Cerberus Meets With Chrysler, Whats Next?

By: Lauren Woods

People close to DaimlerChrysler AG said that buyout experts from the Cerberus Capital Management met Monday with Chrysler Group executives to evaluate a possible bid for the ailing division of the automaker.

Cerberus, a leading private-equity firm, is the very first investor from Wall Street to visit Chrysler headquarters in Auburn Hills for an in-depth review of the automaker's finances and operations. The second powerhouse is the Blackstone Group. The company is scheduled to meet with Chrysler management later this week. The talks are all intended to suggest the selling price and the sales process itself.

The talks signaled the mounting pressure regarding Chrysler's critical phase. Chrysler was in essence put up for sale on February 14 when DaimlerChrysler CEO Dieter Zetsche announced that "all options" were being considered for the besieged company. Since the company's announcement, more and more suitors are attracted to purchase the ailing division of the German automaker. Big money is involved and many investors have began digging deep into the potential sale of what used to be the third largest automaker in the United States.

Separately, Zetsche said on Monday that he does not rule out selling Chrysler Financial, the finance arm of Chrysler, as it considers all options for the U.S. division. "In case we would decide for an option that would change the current structure for the Chrysler Group, we have the option to do the same for the financial arm or not," he said during a Merrill Lynch Global Automotive Conference in Geneva.

Aside from Cerberus and Blackstone, General Motors Corp. could also join the bidding battle. But it does not stop there, other investment groups could also bid to acquire the Chrysler Group. When asked about the talks and the on-site visit at Chrysler, a spokesman for Cerberus in New York declined to remark Monday. "We routinely don't comment on market rumors and speculation," said Peter Duda of Cerberus. Jason Vines, Chrysler's spokesman, also declined to comment Monday.

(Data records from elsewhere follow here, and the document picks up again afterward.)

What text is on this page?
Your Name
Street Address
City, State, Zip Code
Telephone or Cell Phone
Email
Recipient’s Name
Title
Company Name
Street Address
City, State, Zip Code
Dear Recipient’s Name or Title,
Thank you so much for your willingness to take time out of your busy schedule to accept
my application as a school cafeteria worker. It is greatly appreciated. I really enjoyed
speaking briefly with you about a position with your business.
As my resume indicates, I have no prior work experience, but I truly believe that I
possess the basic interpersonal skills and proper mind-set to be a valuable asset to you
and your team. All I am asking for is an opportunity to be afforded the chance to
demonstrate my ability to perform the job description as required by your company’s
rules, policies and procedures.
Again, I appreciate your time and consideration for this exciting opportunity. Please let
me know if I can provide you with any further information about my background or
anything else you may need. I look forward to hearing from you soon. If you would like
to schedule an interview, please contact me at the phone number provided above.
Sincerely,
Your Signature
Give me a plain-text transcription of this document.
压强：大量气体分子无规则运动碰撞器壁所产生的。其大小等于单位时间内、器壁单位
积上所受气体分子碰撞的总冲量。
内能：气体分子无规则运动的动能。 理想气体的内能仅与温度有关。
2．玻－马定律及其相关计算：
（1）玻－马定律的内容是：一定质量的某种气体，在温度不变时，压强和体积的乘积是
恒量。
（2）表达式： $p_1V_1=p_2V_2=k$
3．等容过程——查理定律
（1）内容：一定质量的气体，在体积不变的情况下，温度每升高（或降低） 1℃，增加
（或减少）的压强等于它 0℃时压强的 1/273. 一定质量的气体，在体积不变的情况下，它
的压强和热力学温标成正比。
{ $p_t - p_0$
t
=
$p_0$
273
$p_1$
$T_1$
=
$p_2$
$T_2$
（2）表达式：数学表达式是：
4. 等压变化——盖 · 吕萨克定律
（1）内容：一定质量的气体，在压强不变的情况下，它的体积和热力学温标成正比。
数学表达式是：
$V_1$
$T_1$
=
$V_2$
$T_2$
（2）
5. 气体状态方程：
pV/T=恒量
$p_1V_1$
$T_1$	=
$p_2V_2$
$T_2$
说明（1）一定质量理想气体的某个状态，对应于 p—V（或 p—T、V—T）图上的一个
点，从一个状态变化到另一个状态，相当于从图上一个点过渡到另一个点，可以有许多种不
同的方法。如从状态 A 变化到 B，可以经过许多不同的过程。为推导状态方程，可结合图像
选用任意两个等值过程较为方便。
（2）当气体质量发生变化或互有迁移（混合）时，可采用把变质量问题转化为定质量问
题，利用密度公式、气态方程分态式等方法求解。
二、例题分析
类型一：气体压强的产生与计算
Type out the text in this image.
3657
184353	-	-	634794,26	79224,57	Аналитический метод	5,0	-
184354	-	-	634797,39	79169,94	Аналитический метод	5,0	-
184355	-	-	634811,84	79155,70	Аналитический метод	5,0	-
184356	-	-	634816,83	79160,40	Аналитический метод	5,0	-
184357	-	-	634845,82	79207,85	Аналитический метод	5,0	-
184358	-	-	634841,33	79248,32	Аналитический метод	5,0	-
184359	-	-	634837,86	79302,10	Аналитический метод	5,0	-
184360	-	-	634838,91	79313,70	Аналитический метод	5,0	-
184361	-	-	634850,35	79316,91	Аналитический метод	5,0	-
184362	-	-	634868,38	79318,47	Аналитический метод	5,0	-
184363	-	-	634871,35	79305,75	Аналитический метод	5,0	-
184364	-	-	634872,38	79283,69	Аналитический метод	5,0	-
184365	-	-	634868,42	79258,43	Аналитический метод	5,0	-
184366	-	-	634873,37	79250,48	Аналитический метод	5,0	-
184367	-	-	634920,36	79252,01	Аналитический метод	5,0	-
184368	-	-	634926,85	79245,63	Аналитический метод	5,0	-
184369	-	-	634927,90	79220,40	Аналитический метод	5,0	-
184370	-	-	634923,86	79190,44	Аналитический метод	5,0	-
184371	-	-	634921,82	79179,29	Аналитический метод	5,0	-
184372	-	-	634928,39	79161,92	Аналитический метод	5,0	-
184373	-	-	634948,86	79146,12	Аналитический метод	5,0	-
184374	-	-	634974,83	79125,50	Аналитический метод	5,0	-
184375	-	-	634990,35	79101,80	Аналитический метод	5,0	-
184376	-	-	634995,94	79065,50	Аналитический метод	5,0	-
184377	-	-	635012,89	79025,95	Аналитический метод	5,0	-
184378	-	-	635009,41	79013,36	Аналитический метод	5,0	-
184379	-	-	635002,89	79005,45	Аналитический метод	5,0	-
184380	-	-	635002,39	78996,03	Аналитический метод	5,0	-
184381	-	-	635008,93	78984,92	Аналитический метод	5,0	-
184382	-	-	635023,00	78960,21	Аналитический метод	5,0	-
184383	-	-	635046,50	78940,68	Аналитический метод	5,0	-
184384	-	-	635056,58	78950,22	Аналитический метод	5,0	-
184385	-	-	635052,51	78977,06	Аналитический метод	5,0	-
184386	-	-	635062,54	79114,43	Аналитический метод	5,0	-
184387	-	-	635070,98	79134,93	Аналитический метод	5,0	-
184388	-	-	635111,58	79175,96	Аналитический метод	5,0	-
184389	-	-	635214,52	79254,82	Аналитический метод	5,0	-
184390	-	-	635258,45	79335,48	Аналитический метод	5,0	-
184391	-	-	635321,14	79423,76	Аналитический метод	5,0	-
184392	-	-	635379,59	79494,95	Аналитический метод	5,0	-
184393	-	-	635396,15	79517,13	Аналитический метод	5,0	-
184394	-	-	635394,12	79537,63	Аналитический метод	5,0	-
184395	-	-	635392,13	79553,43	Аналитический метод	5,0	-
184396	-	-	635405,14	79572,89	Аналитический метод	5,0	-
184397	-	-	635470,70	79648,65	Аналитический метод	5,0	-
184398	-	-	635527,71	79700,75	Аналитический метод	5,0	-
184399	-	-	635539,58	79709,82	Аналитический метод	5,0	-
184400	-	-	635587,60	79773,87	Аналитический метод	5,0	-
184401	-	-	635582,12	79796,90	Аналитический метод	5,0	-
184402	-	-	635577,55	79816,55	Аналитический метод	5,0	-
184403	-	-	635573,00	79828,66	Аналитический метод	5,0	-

However, sources said that both Cerberus and Blackstone are considered serious contenders to buy Chrysler. The Chrysler Group is known for its roller coaster ride in the auto industry. The fluctuation in sales and profits is constant. Since the acquisition of the Daimler-Benz AG in 1998, Chrysler has been a constant newsmaker. This is because the company's heat scorches enthusiasts that even could not handle.

According to analysts in the industry, Cerberus and Blackstone are deemed interested in hiring former Chrysler executive Wolfgang Bernhard to assist in a turnaround of Chrysler. It could be recalled that Chrysler has reported a loss amounting to $1.5 billion in the previous year.

Bernhard was previously employed by Chrysler as a former chief operating officer. Now, he has been targeted by Cerberus and Blackstone as a possible executive or high-level consultant. This information was divulged by the people close to the deal. The assumption about Bernhard's automotive future has been triggered since his resignation in January as head of the Volkswagen brand.

Cerberus, according to experts, has become an increasingly aggressive player in the auto sector. The ace of Cerberus is former Ford Motor Co. executive David Thursfield, who spearheading the firm's auto investment activities. In 2006, the firm agreed to purchase a 51 percent stake in GM's highly profitable finance business.

Blackstone is also another great contender. In 2003, the firm acquired the automotive operations of TRW Inc. for $4.7 billion and later took the company public. Blackstone is the owner of a 56 percent stake in Livonia-based TRW Automotive Holdings. The latter is the largest manufacturer of auto-safety equipment. Blackstone's ace is its chairman - Stephen Schwarzman, who was crowned the "new King of Wall Street" in the latest issue of Fortune magazine.

Daimler has engaged investment banker J.P. Morgan Chase to handle potential deals.